Kindern nicht zur Last fallen

Die Situation von Großeltern und Urgroßeltern, die in der Familie integriert sind sowie am Familienleben und am Tagesgeschehen teilnehmen, ist der anzustrebende Idealzustand bei alten Menschen. Solch ein Idealbild ist aber nicht Gegenstand dieses Artikels.

Alte Menschen sagen oft, daß sie ihren Kindern nicht zur Last fallen wollen. Dennoch brauchen sie das Gefühl, daß sich jemand um sie kümmert, auch und gerade wenn es noch nicht um Pflege geht.

Der noch selbstständige Senior sucht Hilfe, weil er spürt dass seine Probleme im gesundheitlichen Bereich wurzeln. Er macht sich auf den Weg von einem Arzt zum anderen, weil er ja nicht weiß, in welches Fachgebiet sein Problem überhaupt gehört. Von überlasteten Ärzten erfährt er, daß ihm „zum Glück nichts Schlimmes“ fehlt und er wird wieder weggeschickt. Es liegt nämlich meistens keine bestimmte Krankheit vor, sondern das “von allem ein bißchen“ überwiegt.

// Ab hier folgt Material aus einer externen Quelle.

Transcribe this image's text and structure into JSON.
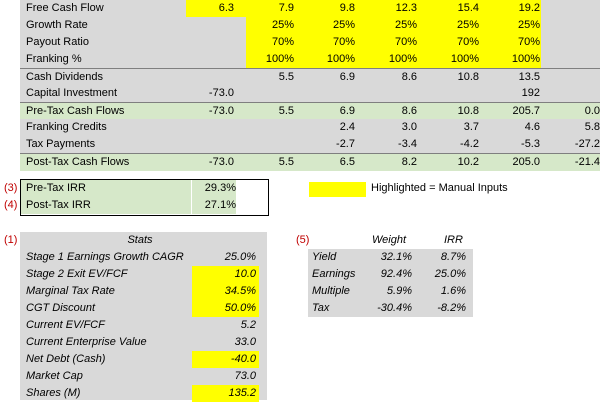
{
  "colors": {
    "yellow": "#ffff00",
    "grey": "#d9d9d9",
    "green": "#d6e8c9",
    "ref_red": "#c00000"
  },
  "table": {
    "rows": [
      {
        "label": "Free Cash Flow",
        "vals": [
          "6.3",
          "7.9",
          "9.8",
          "12.3",
          "15.4",
          "19.2",
          ""
        ]
      },
      {
        "label": "Growth Rate",
        "vals": [
          "",
          "25%",
          "25%",
          "25%",
          "25%",
          "25%",
          ""
        ]
      },
      {
        "label": "Payout Ratio",
        "vals": [
          "",
          "70%",
          "70%",
          "70%",
          "70%",
          "70%",
          ""
        ]
      },
      {
        "label": "Franking %",
        "vals": [
          "",
          "100%",
          "100%",
          "100%",
          "100%",
          "100%",
          ""
        ]
      },
      {
        "label": "Cash Dividends",
        "vals": [
          "",
          "5.5",
          "6.9",
          "8.6",
          "10.8",
          "13.5",
          ""
        ]
      },
      {
        "label": "Capital Investment",
        "vals": [
          "-73.0",
          "",
          "",
          "",
          "",
          "192",
          ""
        ]
      },
      {
        "label": "Pre-Tax Cash Flows",
        "vals": [
          "-73.0",
          "5.5",
          "6.9",
          "8.6",
          "10.8",
          "205.7",
          "0.0"
        ]
      },
      {
        "label": "Franking Credits",
        "vals": [
          "",
          "",
          "2.4",
          "3.0",
          "3.7",
          "4.6",
          "5.8"
        ]
      },
      {
        "label": "Tax Payments",
        "vals": [
          "",
          "",
          "-2.7",
          "-3.4",
          "-4.2",
          "-5.3",
          "-27.2"
        ]
      },
      {
        "label": "Post-Tax Cash Flows",
        "vals": [
          "-73.0",
          "5.5",
          "6.5",
          "8.2",
          "10.2",
          "205.0",
          "-21.4"
        ]
      }
    ]
  },
  "irr": {
    "pre_ref": "(3)",
    "pre_label": "Pre-Tax IRR",
    "pre_val": "29.3%",
    "post_ref": "(4)",
    "post_label": "Post-Tax IRR",
    "post_val": "27.1%"
  },
  "legend": {
    "text": "Highlighted = Manual Inputs"
  },
  "stats": {
    "ref": "(1)",
    "title": "Stats",
    "items": [
      {
        "label": "Stage 1 Earnings Growth CAGR",
        "val": "25.0%"
      },
      {
        "label": "Stage 2 Exit EV/FCF",
        "val": "10.0"
      },
      {
        "label": "Marginal Tax Rate",
        "val": "34.5%"
      },
      {
        "label": "CGT Discount",
        "val": "50.0%"
      },
      {
        "label": "Current EV/FCF",
        "val": "5.2"
      },
      {
        "label": "Current Enterprise Value",
        "val": "33.0"
      },
      {
        "label": "Net Debt (Cash)",
        "val": "-40.0"
      },
      {
        "label": "Market Cap",
        "val": "73.0"
      },
      {
        "label": "Shares (M)",
        "val": "135.2"
      }
    ]
  },
  "breakdown": {
    "ref": "(5)",
    "col_weight": "Weight",
    "col_irr": "IRR",
    "items": [
      {
        "label": "Yield",
        "weight": "32.1%",
        "irr": "8.7%"
      },
      {
        "label": "Earnings",
        "weight": "92.4%",
        "irr": "25.0%"
      },
      {
        "label": "Multiple",
        "weight": "5.9%",
        "irr": "1.6%"
      },
      {
        "label": "Tax",
        "weight": "-30.4%",
        "irr": "-8.2%"
      }
    ]
  }
}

Unpräzise Angaben des Seniors über seine Beschwerden lassen den Eindruck entstehen, der ältere Mensch möchte nur „plaudern“. Vielmehr sehnt er sich aber nach Erklärungen, die ihm als medizinischen Laien verständlich sind. Bekommt er solche nicht, so tauchen bei ihm unweigerlich neue Fragen auf: „welcher Arzt schiebt nicht alles auf mein Alter“, oder „kann moderne Medizin für mich tatsächlich nichts tun?“ Letztlich bleibt er mit der Ungewißheit, weil die Beschwerden weiter bestehen und er mit niemandem über seine Sorgen sprechen konnte (vgl. mein Artikel Wegweiser).

Zwischen den Arztbesuchen wendet sich der Senior mit dem gleichen Unbehagen, das er ursprünglich hatte, an seine Familie und klagt bei seinen Kindern immer wieder über Beschwerden. Er möchte – wie er sagte – den Kindern zwar nicht zur Last fallen, erwartet in seiner unbefriedigenden Situation aber, dass die erwachsenen Kinder ihm helfen. Sie sollten entscheiden, welche Meinung der vielen konsultierten Ärzte die richtige sei, oder welches der verschriebenen Medikamente wohl am besten sei. Die Kinder sind aber auch überfordert – fehlt ihnen ja für derartige Entscheidungen ärztliches Wissen. Deren eigene Hilflosigkeit, verstärkt durch Zeitmangel und Abeitsstress wirkt sich negativ auf die Eltern-Kinder-Beziehung aus und führt dazu, dass bei den Kindern entweder die Sorge um die Eltern nun noch größer wird, oder sie entfernen sich von den (nörgelnden) Eltern. Gleichzeitig ist der Senior enttäuscht darüber, dass seine Kinder – wie er sich das auslegt – aus mangelndem Interesse oder aus Zeitmangel für ihn nichts tun möchten. In seiner Verzweiflung und in seinem Ärger verkennt er, dass die Kinder nicht „nichts tun möchten“, sondern „nichts tun können“.

Rüstige Senioren können von einem Tag auf den anderen zum Pflegefall werden. Dann betrifft das oben beschriebene Unbehagen die Angehörigen. Unabhängig von der Anzahl der Kinder und Schwiegerkinder stellt sich dann die Frage: „wohin mit dem nun plötzlich pflegebedürftig gewordenen Menschen?“. Jetzt benötigen Angehörige Hilfe. Sie brauchen auf Fragen kompetente Antworten: wie ernst ist der Zustand der Eltern tatsächlich? kann man sie unbesorgt alleine wohnen lassen, obwohl sie geistig, psychisch oder körperlich ja schon länger nicht wirklich ganz in Ordnung sind? … Was ist für die Eltern zu tun? Wie kann man ihnen zuhause helfen? Wohin kann od. soll man sich um finanzielle Zuschüsse wenden? Worauf soll man sich einstellen? Was wird das Alter sonst noch bringen? Man möchte ja nichts unversucht lassen und schon gar nichts versäumen … “ Hier hilft der praktizierende Geriater weiter, der einerseits zu dem Geschehen die notwendige professionelle Distanz hält und andererseits Erfahrung damit hat, weil er derartige Situationen täglich sieht.

Tipp: Patient und Angehörige sollten möglichst frühzeitig – nicht erst wenn schon Beschwerden und Krankeiten das Leben beschwerlich machen – einen Arzt ihres Vertrauens suchen und diesen regelmäßig (gesunde Senioren z.B. einmal pro Quartal) konsultieren.